LT-5 sailed to Great Britain in February 1944 in anticipation of Operation Overlord, the planned allied invasion Europe. On June 6, 1944, LT-5 sailed for Normandy with two barges as part of Operation Mulberry, in support of Overlord. Under fire, the tug ferried supplies to the landing beaches for the next month, in the process shooting down a German fighter aircraft on June 9.
After the war, LT-5 returned to the United States. Assigned to the Buffalo District of the U.S. Army Corps of Engineers in May 1946, LT-5 was renamed John F. Nash. Nash was the Buffalo District's Senior Engineer and Chief Civilian Assistant for the period 1932 to 1941. From 1946 to 1989, Nash served the lower Great Lakes region by assisting in the maintenance of harbors, and construction projects that included the St.

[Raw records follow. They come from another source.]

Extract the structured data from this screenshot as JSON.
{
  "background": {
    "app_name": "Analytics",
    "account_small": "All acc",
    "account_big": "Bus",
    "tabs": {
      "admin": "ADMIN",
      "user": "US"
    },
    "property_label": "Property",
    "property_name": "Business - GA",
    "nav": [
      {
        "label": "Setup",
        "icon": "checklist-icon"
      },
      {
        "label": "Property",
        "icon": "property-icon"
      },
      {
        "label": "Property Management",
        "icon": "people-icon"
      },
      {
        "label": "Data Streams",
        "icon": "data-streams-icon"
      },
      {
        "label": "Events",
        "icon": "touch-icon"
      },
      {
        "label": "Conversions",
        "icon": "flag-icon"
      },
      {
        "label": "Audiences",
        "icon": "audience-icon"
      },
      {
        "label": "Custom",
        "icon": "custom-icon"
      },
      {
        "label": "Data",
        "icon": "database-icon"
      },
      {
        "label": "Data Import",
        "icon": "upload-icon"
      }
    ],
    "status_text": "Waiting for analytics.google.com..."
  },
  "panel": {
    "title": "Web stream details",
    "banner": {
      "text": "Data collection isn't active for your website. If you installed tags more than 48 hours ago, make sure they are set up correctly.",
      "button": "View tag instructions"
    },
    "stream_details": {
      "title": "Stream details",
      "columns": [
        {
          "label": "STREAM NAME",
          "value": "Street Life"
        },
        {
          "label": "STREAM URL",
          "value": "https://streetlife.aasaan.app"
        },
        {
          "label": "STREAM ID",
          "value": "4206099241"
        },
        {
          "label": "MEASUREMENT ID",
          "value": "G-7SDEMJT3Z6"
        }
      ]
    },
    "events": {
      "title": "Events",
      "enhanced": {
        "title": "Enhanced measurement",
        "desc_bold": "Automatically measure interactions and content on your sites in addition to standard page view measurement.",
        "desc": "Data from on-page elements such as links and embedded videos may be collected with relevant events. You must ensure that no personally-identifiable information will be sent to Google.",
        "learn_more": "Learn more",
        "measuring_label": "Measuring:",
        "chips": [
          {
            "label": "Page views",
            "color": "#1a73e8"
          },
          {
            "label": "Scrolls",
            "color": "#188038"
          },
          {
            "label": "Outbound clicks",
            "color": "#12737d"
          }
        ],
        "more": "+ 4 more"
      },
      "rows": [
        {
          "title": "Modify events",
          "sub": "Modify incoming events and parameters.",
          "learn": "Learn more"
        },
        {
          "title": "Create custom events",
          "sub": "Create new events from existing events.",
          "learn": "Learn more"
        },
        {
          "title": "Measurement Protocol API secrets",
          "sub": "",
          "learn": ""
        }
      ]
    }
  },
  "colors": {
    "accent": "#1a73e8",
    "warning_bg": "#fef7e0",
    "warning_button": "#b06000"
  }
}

Lawrence Seaway in the 1950s.
Renamed Major Elisha K. Henson, she has been largely restored to her original configuration by the H. Lee White Marine Museum in Oswego, New York where she is currently on display. Tours are available Mid-May through the end of September. LT-5 was declared a National Historic Landmark in 1992. A sister ship located at Kewaunee, Wisconsin, the Major Wilbur Fr. Browder (LT-4), now the Tug Ludington, is a museum ship which also served the U.S. Army at D-Day and otherwise has a similar history, which was listed on the National Register in 2002.